Encryption modes usually require an initial vector (IV) or counter (CTR). If we are not careful in selecting them, the encrypted data may not be secure at all, even though we are using a secure encryption algorithm and mode.

One may argue that if the plaintext does not repeat unlike pic_original.bmp, it may be secure to the same IV (or CTR). Unfortunately, we show that that is not the case. Let us look at the CTR mode. Assume that the attacker gets hold of a plaintext (P) and a ciphertext (C), can he/she decrypt other encrypted messages if the CTR is always the same?

Your Task

You are given the following information,
P: 546869732069732061206b6e6f776e206d65737361676521
C: ed6b6ee550650f5b9bb699678e244260c3bc87ec8a3172d7
target: d26d68e11e2c0c179bff9c7d842b5860cfad9fbfa80245fc

To do: What is the underlying message for the ciphertext target (i.e., the contents of secret.txt)? It's an English phrase. You must find out what this is.

Tips

  • Read the code in part4.py carefully.
  • Note that both C and target are encrypted using the same key and ctr.
  • Read the lecture notes again on the CTR mode. In particular, look at the scheme diagram carefully. What will happen if the key and ctr are the same? Specifically, in the diagram, identify the arrows that must carry the same data.
  • Note key and ctr are chosen at random, meaning everytime you run this script you will see different values for them. Therefore, the actual random values used in the encryption and displayed in the instructions are not known to you.
  • The script part4.py is given just to show how the data was generated. You probably have to write a separate script for your attack.

[10pts] Part 5: Chosen Plaintext Attack on the CBC mode --- When IV Is Predictiable

(Warning: This part is probably the most challenging in the entire project. If you're stuck, you may want to move on Parts 6 and 7 first, and then come back to this part.)

From the previous task, we now know that IVs cannot repeat. Another important requirement on IV is that IVs need to be unpredictable for many schemes, i.e., IVs need to be randomly generated.

In this task, we will see what is going to happen if IVs are predictable.

Assume that Bob just sent out an encrypted message, and Eve knows that its content is either Yes or No; Eve can see the ciphertext and the IV used to encrypt the message, but since the encryption algorithm AES is quite strong, Eve has no idea what the actual content is.
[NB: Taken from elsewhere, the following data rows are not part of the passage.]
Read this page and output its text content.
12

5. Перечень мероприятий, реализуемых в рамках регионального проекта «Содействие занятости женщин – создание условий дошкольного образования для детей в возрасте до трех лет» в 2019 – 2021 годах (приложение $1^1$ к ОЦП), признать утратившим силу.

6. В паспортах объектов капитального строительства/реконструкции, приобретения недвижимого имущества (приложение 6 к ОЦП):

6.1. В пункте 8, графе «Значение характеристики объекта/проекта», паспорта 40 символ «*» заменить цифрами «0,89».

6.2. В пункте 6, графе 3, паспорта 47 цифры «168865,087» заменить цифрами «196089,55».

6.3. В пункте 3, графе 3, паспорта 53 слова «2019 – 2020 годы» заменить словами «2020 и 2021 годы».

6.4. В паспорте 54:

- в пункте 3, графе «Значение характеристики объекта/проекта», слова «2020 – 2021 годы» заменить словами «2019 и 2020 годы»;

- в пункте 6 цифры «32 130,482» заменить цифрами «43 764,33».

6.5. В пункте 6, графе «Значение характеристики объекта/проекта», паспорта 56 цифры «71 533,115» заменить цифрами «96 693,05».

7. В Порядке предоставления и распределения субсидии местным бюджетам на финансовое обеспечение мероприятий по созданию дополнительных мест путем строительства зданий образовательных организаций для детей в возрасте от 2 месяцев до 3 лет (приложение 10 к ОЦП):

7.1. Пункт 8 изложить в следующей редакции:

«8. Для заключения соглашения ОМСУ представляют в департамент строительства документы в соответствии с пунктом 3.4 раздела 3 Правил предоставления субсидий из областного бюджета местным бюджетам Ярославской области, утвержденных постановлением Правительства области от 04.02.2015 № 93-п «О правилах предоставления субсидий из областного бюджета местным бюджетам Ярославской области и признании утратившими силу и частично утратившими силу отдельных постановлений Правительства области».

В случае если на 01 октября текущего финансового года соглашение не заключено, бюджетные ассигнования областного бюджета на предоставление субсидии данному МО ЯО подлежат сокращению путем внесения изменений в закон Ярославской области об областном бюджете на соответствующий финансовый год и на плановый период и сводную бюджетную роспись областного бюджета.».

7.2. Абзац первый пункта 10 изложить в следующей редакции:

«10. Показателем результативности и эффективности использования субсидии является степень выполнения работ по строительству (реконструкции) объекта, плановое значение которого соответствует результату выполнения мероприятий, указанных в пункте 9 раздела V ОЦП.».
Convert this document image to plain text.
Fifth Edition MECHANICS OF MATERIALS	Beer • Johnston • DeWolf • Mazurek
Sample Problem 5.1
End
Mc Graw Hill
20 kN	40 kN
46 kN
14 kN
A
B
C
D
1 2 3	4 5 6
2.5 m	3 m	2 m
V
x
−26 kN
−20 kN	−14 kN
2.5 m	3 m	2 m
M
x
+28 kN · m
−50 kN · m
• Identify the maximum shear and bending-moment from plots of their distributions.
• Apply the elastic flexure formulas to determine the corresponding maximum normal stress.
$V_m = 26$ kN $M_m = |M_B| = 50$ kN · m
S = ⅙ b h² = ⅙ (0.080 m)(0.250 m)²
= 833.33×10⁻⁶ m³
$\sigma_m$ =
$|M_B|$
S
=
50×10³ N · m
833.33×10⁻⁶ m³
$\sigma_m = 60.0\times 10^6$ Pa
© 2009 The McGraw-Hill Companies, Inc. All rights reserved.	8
However, since Bob uses predictable IVs, Eve knows exactly what IV Bob is going to use next. A good cipher should not only tolerate the known-plaintext attack described previously, it should also tolerate the chosen-plaintext attack. Unfortunately, the IVs he generates are not random, and they can always be predictable.

To emulate the above scenario, you are given part5_py.txt.

Note: Every time you run part5.py, newly chosen plaintext, key, and iv will be used.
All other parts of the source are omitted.